WASHINGTON (Reuters) - The U.S. State Department said on Saturday it had imposed sanctions on a general of Iran's Islamic Revolutionary Guard Corps who commanded units blamed for a massacre of protesters in November.
The U.S. State Department has said previously it had received videos of the Revolutionary Guards opening fire without warning on protesters in Mahshahr county in southwest Iran.
On Saturday, it cited "multiple" media reports and information submitted by the Iranians through its Rewards for Justice tipline that units under Brigadier General Hassan Shahvarpour’s command killed as many as 148 people when they used armored vehicles to encircle fleeing protesters, firing machine guns into the crowd and setting fire to the marsh in which protesters took cover.

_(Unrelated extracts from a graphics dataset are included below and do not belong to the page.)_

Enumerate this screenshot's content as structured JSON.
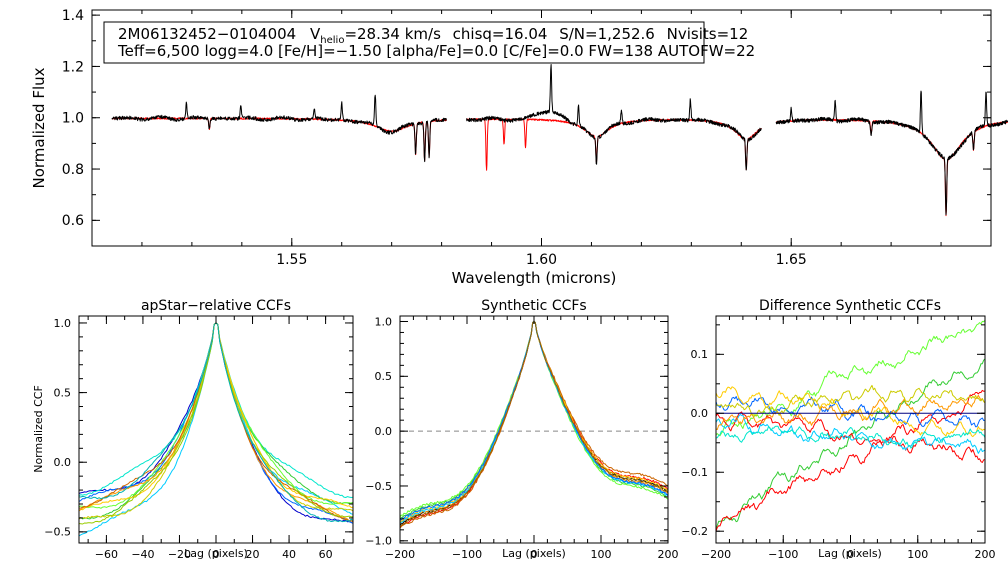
{
  "figure": {
    "info_box": {
      "line1": {
        "star_id": "2M06132452−0104004",
        "v_prefix": "V",
        "v_subscript": "helio",
        "v_value": "=28.34 km/s",
        "chisq": "chisq=16.04",
        "snr": "S/N=1,252.6",
        "nvisits": "Nvisits=12"
      },
      "line2": "Teff=6,500 logg=4.0 [Fe/H]=−1.50 [alpha/Fe]=0.0 [C/Fe]=0.0 FW=138 AUTOFW=22"
    }
  },
  "chart_data": [
    {
      "id": "spectrum",
      "type": "line",
      "title": "",
      "xlabel": "Wavelength (microns)",
      "ylabel": "Normalized Flux",
      "xlim": [
        1.51,
        1.69
      ],
      "ylim": [
        0.5,
        1.42
      ],
      "xticks": [
        1.55,
        1.6,
        1.65
      ],
      "xtick_labels": [
        "1.55",
        "1.60",
        "1.65"
      ],
      "yticks": [
        0.6,
        0.8,
        1.0,
        1.2,
        1.4
      ],
      "ytick_labels": [
        "0.6",
        "0.8",
        "1.0",
        "1.2",
        "1.4"
      ],
      "chips": [
        [
          1.514,
          1.581
        ],
        [
          1.585,
          1.644
        ],
        [
          1.647,
          1.694
        ]
      ],
      "series": [
        {
          "name": "Observed spectrum",
          "color": "#000000"
        },
        {
          "name": "Best-fit model",
          "color": "#ff0000"
        }
      ],
      "features": [
        {
          "x": 1.5289,
          "depth": 0.06,
          "kind": "emission",
          "series": "observed"
        },
        {
          "x": 1.5335,
          "depth": 0.04,
          "kind": "absorption",
          "series": "both"
        },
        {
          "x": 1.5398,
          "depth": 0.05,
          "kind": "emission",
          "series": "observed"
        },
        {
          "x": 1.5545,
          "depth": 0.04,
          "kind": "emission",
          "series": "observed"
        },
        {
          "x": 1.56,
          "depth": 0.07,
          "kind": "emission",
          "series": "observed"
        },
        {
          "x": 1.5667,
          "depth": 0.12,
          "kind": "emission",
          "series": "observed"
        },
        {
          "x": 1.5748,
          "depth": 0.12,
          "kind": "absorption",
          "series": "both"
        },
        {
          "x": 1.5766,
          "depth": 0.15,
          "kind": "absorption",
          "series": "both"
        },
        {
          "x": 1.5775,
          "depth": 0.14,
          "kind": "absorption",
          "series": "both"
        },
        {
          "x": 1.589,
          "depth": 0.2,
          "kind": "absorption",
          "series": "model"
        },
        {
          "x": 1.5925,
          "depth": 0.1,
          "kind": "absorption",
          "series": "model"
        },
        {
          "x": 1.5968,
          "depth": 0.11,
          "kind": "absorption",
          "series": "model"
        },
        {
          "x": 1.6019,
          "depth": 0.18,
          "kind": "emission",
          "series": "observed"
        },
        {
          "x": 1.6074,
          "depth": 0.08,
          "kind": "emission",
          "series": "observed"
        },
        {
          "x": 1.611,
          "depth": 0.1,
          "kind": "absorption",
          "series": "both"
        },
        {
          "x": 1.616,
          "depth": 0.05,
          "kind": "emission",
          "series": "observed"
        },
        {
          "x": 1.6298,
          "depth": 0.08,
          "kind": "emission",
          "series": "observed"
        },
        {
          "x": 1.641,
          "depth": 0.12,
          "kind": "absorption",
          "series": "both"
        },
        {
          "x": 1.65,
          "depth": 0.05,
          "kind": "emission",
          "series": "observed"
        },
        {
          "x": 1.6588,
          "depth": 0.08,
          "kind": "emission",
          "series": "observed"
        },
        {
          "x": 1.666,
          "depth": 0.05,
          "kind": "absorption",
          "series": "both"
        },
        {
          "x": 1.676,
          "depth": 0.17,
          "kind": "emission",
          "series": "observed"
        },
        {
          "x": 1.681,
          "depth": 0.22,
          "kind": "absorption",
          "series": "both"
        },
        {
          "x": 1.6865,
          "depth": 0.07,
          "kind": "absorption",
          "series": "both"
        },
        {
          "x": 1.689,
          "depth": 0.13,
          "kind": "emission",
          "series": "observed"
        }
      ],
      "broad_features": [
        {
          "x": 1.57,
          "width": 0.004,
          "depth": 0.05
        },
        {
          "x": 1.611,
          "width": 0.003,
          "depth": 0.07
        },
        {
          "x": 1.641,
          "width": 0.0028,
          "depth": 0.08
        },
        {
          "x": 1.6811,
          "width": 0.0038,
          "depth": 0.16
        }
      ]
    },
    {
      "id": "apstar-ccf",
      "type": "line",
      "title": "apStar−relative CCFs",
      "xlabel": "Lag (pixels)",
      "ylabel": "Normalized CCF",
      "xlim": [
        -75,
        75
      ],
      "ylim": [
        -0.58,
        1.05
      ],
      "xticks": [
        -60,
        -40,
        -20,
        0,
        20,
        40,
        60
      ],
      "xtick_labels": [
        "−60",
        "−40",
        "−20",
        "0",
        "20",
        "40",
        "60"
      ],
      "yticks": [
        -0.5,
        0.0,
        0.5,
        1.0
      ],
      "ytick_labels": [
        "−0.5",
        "0.0",
        "0.5",
        "1.0"
      ],
      "series": [
        {
          "name": "visit-1",
          "color": "#0000cc",
          "end_left": -0.27,
          "end_right": -0.49
        },
        {
          "name": "visit-2",
          "color": "#0066ff",
          "end_left": -0.3,
          "end_right": -0.46
        },
        {
          "name": "visit-3",
          "color": "#00ccff",
          "end_left": -0.52,
          "end_right": -0.36
        },
        {
          "name": "visit-4",
          "color": "#00e6cc",
          "end_left": -0.22,
          "end_right": -0.24
        },
        {
          "name": "visit-5",
          "color": "#33cc33",
          "end_left": -0.41,
          "end_right": -0.3
        },
        {
          "name": "visit-6",
          "color": "#66ff33",
          "end_left": -0.36,
          "end_right": -0.33
        },
        {
          "name": "visit-7",
          "color": "#cccc00",
          "end_left": -0.46,
          "end_right": -0.4
        },
        {
          "name": "visit-8",
          "color": "#ffcc00",
          "end_left": -0.38,
          "end_right": -0.36
        },
        {
          "name": "visit-9",
          "color": "#ff9900",
          "end_left": -0.34,
          "end_right": -0.43
        },
        {
          "name": "visit-10",
          "color": "#cc6600",
          "end_left": -0.31,
          "end_right": -0.41
        },
        {
          "name": "visit-11",
          "color": "#99cc00",
          "end_left": -0.44,
          "end_right": -0.39
        },
        {
          "name": "visit-12",
          "color": "#00b3b3",
          "end_left": -0.28,
          "end_right": -0.45
        }
      ]
    },
    {
      "id": "synthetic-ccf",
      "type": "line",
      "title": "Synthetic CCFs",
      "xlabel": "Lag (pixels)",
      "ylabel": "",
      "xlim": [
        -200,
        200
      ],
      "ylim": [
        -1.02,
        1.05
      ],
      "xticks": [
        -200,
        -100,
        0,
        100,
        200
      ],
      "xtick_labels": [
        "−200",
        "−100",
        "0",
        "100",
        "200"
      ],
      "yticks": [
        -1.0,
        -0.5,
        0.0,
        0.5,
        1.0
      ],
      "ytick_labels": [
        "−1.0",
        "−0.5",
        "0.0",
        "0.5",
        "1.0"
      ],
      "zero_line": true,
      "series": [
        {
          "name": "visit-1",
          "color": "#000000",
          "end_left": -0.77,
          "end_right": -0.48
        },
        {
          "name": "visit-2",
          "color": "#ff0000",
          "end_left": -0.79,
          "end_right": -0.46
        },
        {
          "name": "visit-3",
          "color": "#33cc33",
          "end_left": -0.72,
          "end_right": -0.53
        },
        {
          "name": "visit-4",
          "color": "#66ff33",
          "end_left": -0.7,
          "end_right": -0.55
        },
        {
          "name": "visit-5",
          "color": "#cc6600",
          "end_left": -0.8,
          "end_right": -0.43
        },
        {
          "name": "visit-6",
          "color": "#ff9900",
          "end_left": -0.76,
          "end_right": -0.5
        },
        {
          "name": "visit-7",
          "color": "#ffcc00",
          "end_left": -0.74,
          "end_right": -0.47
        },
        {
          "name": "visit-8",
          "color": "#00ccff",
          "end_left": -0.75,
          "end_right": -0.52
        },
        {
          "name": "visit-9",
          "color": "#0066ff",
          "end_left": -0.73,
          "end_right": -0.51
        },
        {
          "name": "visit-10",
          "color": "#996600",
          "end_left": -0.78,
          "end_right": -0.49
        }
      ]
    },
    {
      "id": "difference-ccf",
      "type": "line",
      "title": "Difference Synthetic CCFs",
      "xlabel": "Lag (pixels)",
      "ylabel": "",
      "xlim": [
        -200,
        200
      ],
      "ylim": [
        -0.22,
        0.165
      ],
      "xticks": [
        -200,
        -100,
        0,
        100,
        200
      ],
      "xtick_labels": [
        "−200",
        "−100",
        "0",
        "100",
        "200"
      ],
      "yticks": [
        -0.2,
        -0.1,
        0.0,
        0.1
      ],
      "ytick_labels": [
        "−0.2",
        "−0.1",
        "0.0",
        "0.1"
      ],
      "zero_line": true,
      "series": [
        {
          "name": "visit-1",
          "color": "#66ff33",
          "left": -0.03,
          "right": 0.15
        },
        {
          "name": "visit-2",
          "color": "#33cc33",
          "left": -0.19,
          "right": 0.1
        },
        {
          "name": "visit-3",
          "color": "#ff0000",
          "left": -0.2,
          "right": 0.04
        },
        {
          "name": "visit-4",
          "color": "#ff0000",
          "left": -0.01,
          "right": -0.075
        },
        {
          "name": "visit-5",
          "color": "#00ccff",
          "left": -0.02,
          "right": -0.06
        },
        {
          "name": "visit-6",
          "color": "#0066ff",
          "left": 0.02,
          "right": -0.02
        },
        {
          "name": "visit-7",
          "color": "#ffcc00",
          "left": 0.04,
          "right": -0.03
        },
        {
          "name": "visit-8",
          "color": "#ff9900",
          "left": -0.02,
          "right": 0.02
        },
        {
          "name": "visit-9",
          "color": "#00e6cc",
          "left": -0.04,
          "right": -0.04
        },
        {
          "name": "visit-10",
          "color": "#cccc00",
          "left": 0.01,
          "right": 0.03
        },
        {
          "name": "visit-11",
          "color": "#000080",
          "left": 0.0,
          "right": 0.0
        }
      ]
    }
  ]
}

The State Department said it was designating Shahvarpour, a commander in Khuzestan province where Mahshahr is located, under a U.S. law banning officials of foreign governments and their immediate family members for whom there was "credible information on their involvement in gross violations of human rights."

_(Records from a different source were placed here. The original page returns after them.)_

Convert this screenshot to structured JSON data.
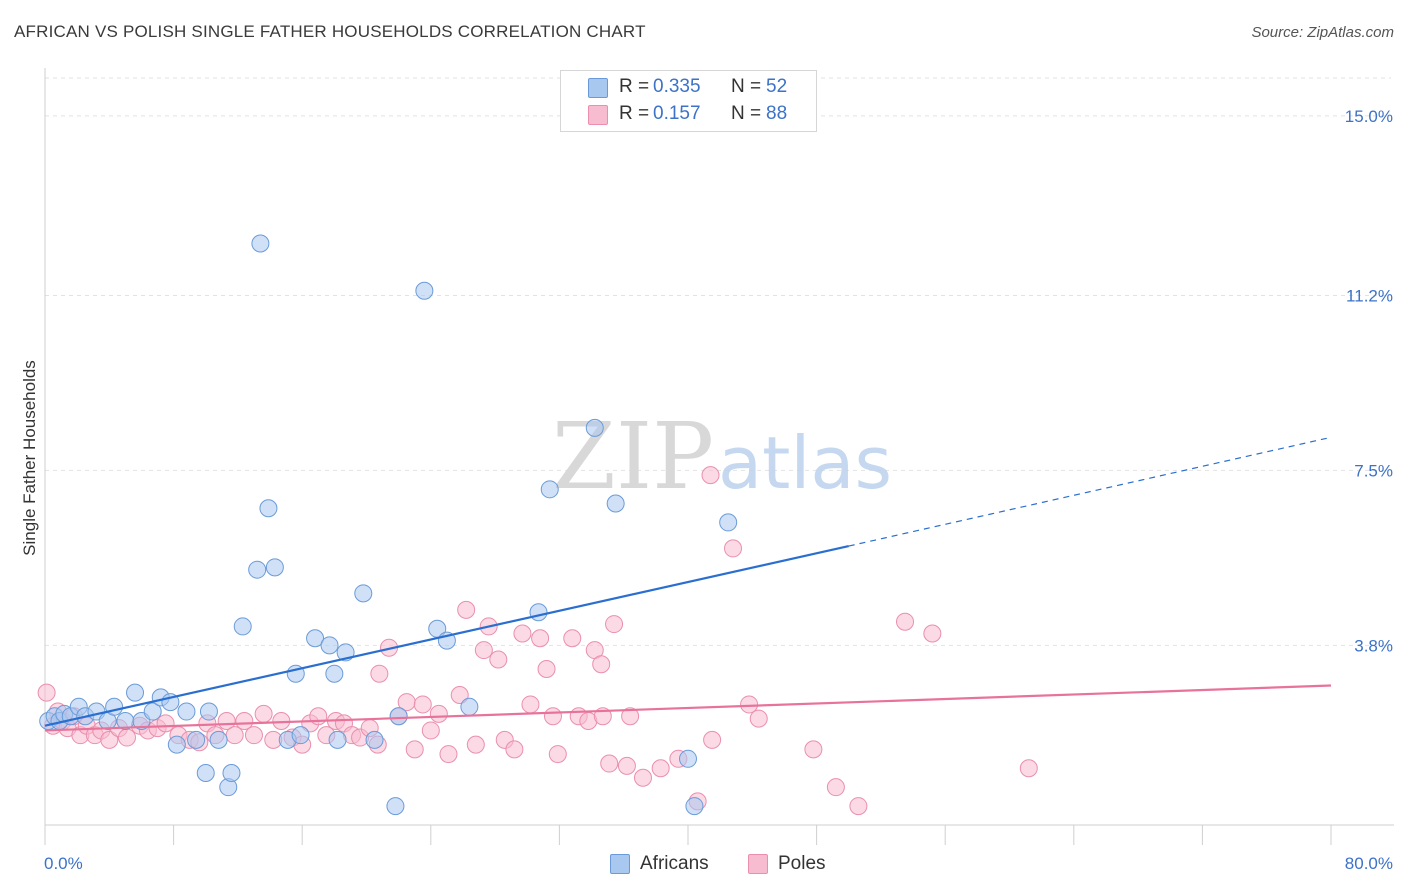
{
  "title": "AFRICAN VS POLISH SINGLE FATHER HOUSEHOLDS CORRELATION CHART",
  "source": "Source: ZipAtlas.com",
  "watermark": {
    "zip": "ZIP",
    "atlas": "atlas"
  },
  "legend_top": {
    "rows": [
      {
        "r_label": "R =",
        "r_value": "0.335",
        "n_label": "N =",
        "n_value": "52",
        "color": "#a9c8f0"
      },
      {
        "r_label": "R =",
        "r_value": "0.157",
        "n_label": "N =",
        "n_value": "88",
        "color": "#f8bcd0"
      }
    ]
  },
  "legend_bottom": {
    "items": [
      {
        "label": "Africans",
        "color": "#a9c8f0"
      },
      {
        "label": "Poles",
        "color": "#f8bcd0"
      }
    ]
  },
  "colors": {
    "africans_fill": "#a9c8f0",
    "africans_stroke": "#6a9bd8",
    "africans_line": "#2a6fcf",
    "poles_fill": "#f8bcd0",
    "poles_stroke": "#ea8fae",
    "poles_line": "#e8739a",
    "tick_label": "#3c72c8",
    "grid": "#e2e2e2"
  },
  "chart_data": {
    "type": "scatter",
    "title": "AFRICAN VS POLISH SINGLE FATHER HOUSEHOLDS CORRELATION CHART",
    "xlabel": "",
    "ylabel": "Single Father Households",
    "xlim": [
      0,
      80
    ],
    "ylim": [
      0,
      15.8
    ],
    "x_tick_labels": [
      {
        "value": 0,
        "label": "0.0%"
      },
      {
        "value": 80,
        "label": "80.0%"
      }
    ],
    "y_ticks": [
      {
        "value": 3.8,
        "label": "3.8%"
      },
      {
        "value": 7.5,
        "label": "7.5%"
      },
      {
        "value": 11.2,
        "label": "11.2%"
      },
      {
        "value": 15.0,
        "label": "15.0%"
      }
    ],
    "x_minor_ticks": [
      0,
      8,
      16,
      24,
      32,
      40,
      48,
      56,
      64,
      72,
      80
    ],
    "grid": true,
    "series": [
      {
        "name": "Africans",
        "R": 0.335,
        "N": 52,
        "trend": {
          "x_start": 0,
          "y_start": 2.1,
          "x_solid_end": 50,
          "y_solid_end": 5.9,
          "x_end": 80,
          "y_end": 8.2
        },
        "points": [
          [
            0.2,
            2.2
          ],
          [
            0.6,
            2.3
          ],
          [
            0.9,
            2.2
          ],
          [
            1.2,
            2.35
          ],
          [
            1.6,
            2.3
          ],
          [
            2.1,
            2.5
          ],
          [
            2.5,
            2.3
          ],
          [
            3.2,
            2.4
          ],
          [
            3.9,
            2.2
          ],
          [
            4.3,
            2.5
          ],
          [
            5.0,
            2.2
          ],
          [
            5.6,
            2.8
          ],
          [
            6.0,
            2.2
          ],
          [
            6.7,
            2.4
          ],
          [
            7.2,
            2.7
          ],
          [
            7.8,
            2.6
          ],
          [
            8.2,
            1.7
          ],
          [
            8.8,
            2.4
          ],
          [
            9.4,
            1.8
          ],
          [
            10.0,
            1.1
          ],
          [
            10.2,
            2.4
          ],
          [
            10.8,
            1.8
          ],
          [
            11.4,
            0.8
          ],
          [
            11.6,
            1.1
          ],
          [
            12.3,
            4.2
          ],
          [
            13.2,
            5.4
          ],
          [
            13.4,
            12.3
          ],
          [
            13.9,
            6.7
          ],
          [
            14.3,
            5.45
          ],
          [
            15.1,
            1.8
          ],
          [
            15.6,
            3.2
          ],
          [
            15.9,
            1.9
          ],
          [
            16.8,
            3.95
          ],
          [
            17.7,
            3.8
          ],
          [
            18.0,
            3.2
          ],
          [
            18.2,
            1.8
          ],
          [
            18.7,
            3.65
          ],
          [
            19.8,
            4.9
          ],
          [
            20.5,
            1.8
          ],
          [
            21.8,
            0.4
          ],
          [
            22.0,
            2.3
          ],
          [
            23.6,
            11.3
          ],
          [
            24.4,
            4.15
          ],
          [
            25.0,
            3.9
          ],
          [
            26.4,
            2.5
          ],
          [
            30.7,
            4.5
          ],
          [
            31.4,
            7.1
          ],
          [
            34.2,
            8.4
          ],
          [
            35.5,
            6.8
          ],
          [
            40.0,
            1.4
          ],
          [
            40.4,
            0.4
          ],
          [
            42.5,
            6.4
          ]
        ]
      },
      {
        "name": "Poles",
        "R": 0.157,
        "N": 88,
        "trend": {
          "x_start": 0,
          "y_start": 2.0,
          "x_end": 80,
          "y_end": 2.95
        },
        "points": [
          [
            0.1,
            2.8
          ],
          [
            0.5,
            2.1
          ],
          [
            0.8,
            2.4
          ],
          [
            1.1,
            2.2
          ],
          [
            1.4,
            2.05
          ],
          [
            1.8,
            2.3
          ],
          [
            2.2,
            1.9
          ],
          [
            2.6,
            2.1
          ],
          [
            3.1,
            1.9
          ],
          [
            3.5,
            2.0
          ],
          [
            4.0,
            1.8
          ],
          [
            4.6,
            2.05
          ],
          [
            5.1,
            1.85
          ],
          [
            5.9,
            2.1
          ],
          [
            6.4,
            2.0
          ],
          [
            7.0,
            2.05
          ],
          [
            7.5,
            2.15
          ],
          [
            8.3,
            1.9
          ],
          [
            9.0,
            1.8
          ],
          [
            9.6,
            1.75
          ],
          [
            10.1,
            2.15
          ],
          [
            10.6,
            1.9
          ],
          [
            11.3,
            2.2
          ],
          [
            11.8,
            1.9
          ],
          [
            12.4,
            2.2
          ],
          [
            13.0,
            1.9
          ],
          [
            13.6,
            2.35
          ],
          [
            14.2,
            1.8
          ],
          [
            14.7,
            2.2
          ],
          [
            15.4,
            1.85
          ],
          [
            16.0,
            1.7
          ],
          [
            16.5,
            2.15
          ],
          [
            17.0,
            2.3
          ],
          [
            17.5,
            1.9
          ],
          [
            18.1,
            2.2
          ],
          [
            18.6,
            2.15
          ],
          [
            19.1,
            1.9
          ],
          [
            19.6,
            1.85
          ],
          [
            20.2,
            2.05
          ],
          [
            20.7,
            1.7
          ],
          [
            20.8,
            3.2
          ],
          [
            21.4,
            3.75
          ],
          [
            22.0,
            2.3
          ],
          [
            22.5,
            2.6
          ],
          [
            23.0,
            1.6
          ],
          [
            23.5,
            2.55
          ],
          [
            24.0,
            2.0
          ],
          [
            24.5,
            2.35
          ],
          [
            25.1,
            1.5
          ],
          [
            25.8,
            2.75
          ],
          [
            26.2,
            4.55
          ],
          [
            26.8,
            1.7
          ],
          [
            27.3,
            3.7
          ],
          [
            27.6,
            4.2
          ],
          [
            28.2,
            3.5
          ],
          [
            28.6,
            1.8
          ],
          [
            29.2,
            1.6
          ],
          [
            29.7,
            4.05
          ],
          [
            30.2,
            2.55
          ],
          [
            30.8,
            3.95
          ],
          [
            31.2,
            3.3
          ],
          [
            31.6,
            2.3
          ],
          [
            31.9,
            1.5
          ],
          [
            32.8,
            3.95
          ],
          [
            33.2,
            2.3
          ],
          [
            33.8,
            2.2
          ],
          [
            34.2,
            3.7
          ],
          [
            34.6,
            3.4
          ],
          [
            35.1,
            1.3
          ],
          [
            35.4,
            4.25
          ],
          [
            36.2,
            1.25
          ],
          [
            37.2,
            1.0
          ],
          [
            38.3,
            1.2
          ],
          [
            39.4,
            1.4
          ],
          [
            40.6,
            0.5
          ],
          [
            41.4,
            7.4
          ],
          [
            41.5,
            1.8
          ],
          [
            42.8,
            5.85
          ],
          [
            43.8,
            2.55
          ],
          [
            44.4,
            2.25
          ],
          [
            47.8,
            1.6
          ],
          [
            49.2,
            0.8
          ],
          [
            50.6,
            0.4
          ],
          [
            53.5,
            4.3
          ],
          [
            55.2,
            4.05
          ],
          [
            61.2,
            1.2
          ],
          [
            34.7,
            2.3
          ],
          [
            36.4,
            2.3
          ]
        ]
      }
    ]
  }
}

The announcement comes amid high tensions between Tehran and Washington after the United States killed Iran's most powerful military commander in a drone strike in Iraq and Iran retaliated by launching missile strikes at U.S. targets in Iraq.
U.S. President Donald Trump in 2018 pulled the United States out of a nuclear deal between Iran and major powers, arguing the agreement was too weak and that new sanctions would force Iran to accept more stringent terms.
The State Department, which has stepped up criticism of Iran over human rights, said the latest move demonstrated Washington's "continued commitment to the Iranian people to support their demands for accountability from Iranian officials who committed serious human rights abuses against protesters in November."
A Reuters special report last month found that about 1,500 people were killed during less than two weeks of unrest that started in Iran on Nov. 15. The figures, provided by three Iranian interior ministry officials, included at least 17 teenagers and about 400 women as well as some members of the security forces and police.
Iran’s authorities have disputed the U.S. account of what happened at Mahshahr. Iranian officials have said security forces confronted “rioters” who they described as a security threat to petrochemical complexes and to a key energy route that, if blocked, would have created a crisis in the country.